Archaeology Odyssey 7:2, March/April 2004

Field Notes

Archaeology Odyssey

Jordanian-U.S. Exhibit Tours North America

An idea sparked by a 1994 visit to Cincinnati by Jordan’s Queen Noor al-Hussein has resulted in Petra: Lost City of Stone—the first major cultural collaboration between Jordan and the United States. Organized by the Cincinnati Art Museum and the American Museum of Natural History in New York City, the exhibit features more than 200 artifacts from the 2,000-year-old Nabatean city.

Glenn Markoe, curator of Classical and Near Eastern Art at the Cincinnati Art Museum and co-curator of the Petra exhibition (along with Craig Morris of the American Museum of Natural History), told Archaeology Odyssey that the seeds of the exhibit were sown when Queen Noor viewed the famed statue of Atargatis/Tyche, the ancient Greek goddess of fortune, in the Cincinnati museum.

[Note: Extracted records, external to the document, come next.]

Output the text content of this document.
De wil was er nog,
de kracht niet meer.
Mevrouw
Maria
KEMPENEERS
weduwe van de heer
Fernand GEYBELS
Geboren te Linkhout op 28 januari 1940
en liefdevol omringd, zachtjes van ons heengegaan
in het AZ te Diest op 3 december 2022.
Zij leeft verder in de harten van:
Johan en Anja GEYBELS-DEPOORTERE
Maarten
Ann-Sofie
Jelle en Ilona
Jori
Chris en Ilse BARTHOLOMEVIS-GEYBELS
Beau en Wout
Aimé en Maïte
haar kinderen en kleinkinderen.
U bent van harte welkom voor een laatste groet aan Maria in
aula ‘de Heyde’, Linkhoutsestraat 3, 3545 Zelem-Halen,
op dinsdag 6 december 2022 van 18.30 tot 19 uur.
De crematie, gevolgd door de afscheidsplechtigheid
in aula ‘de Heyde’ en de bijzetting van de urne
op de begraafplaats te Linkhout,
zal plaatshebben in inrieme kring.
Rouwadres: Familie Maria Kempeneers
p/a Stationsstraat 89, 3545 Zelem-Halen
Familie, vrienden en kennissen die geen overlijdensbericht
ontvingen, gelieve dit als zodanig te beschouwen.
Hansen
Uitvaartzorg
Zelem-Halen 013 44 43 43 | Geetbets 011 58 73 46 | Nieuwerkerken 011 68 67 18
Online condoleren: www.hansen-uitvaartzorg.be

“After biblical archaeologist Nelson Glueck of Cincinnati excavated the hilltop sanctuary of Khirbet et-Tannur, north of Petra, in 1937,” Markoe said, “the finds were evenly divided between Glueck’s team and the Jordanian Department of Antiquities. A figure of Nike, or Winged Victory, originally supported the upper half of the statue of Atargatis/Tyche. The Nike portion of the statue had apparently been removed from the site before excavation got underway and eventually wound up in the Citadel Museum in Amman. The upper half of the statue, containing the bust of Atargatis/Tyche framed by signs of the zodiac, was shipped off to Cincinnati.” (The Cincinatti Art Museum had purchased the American share of the finds from Khirbet et-Tannur.)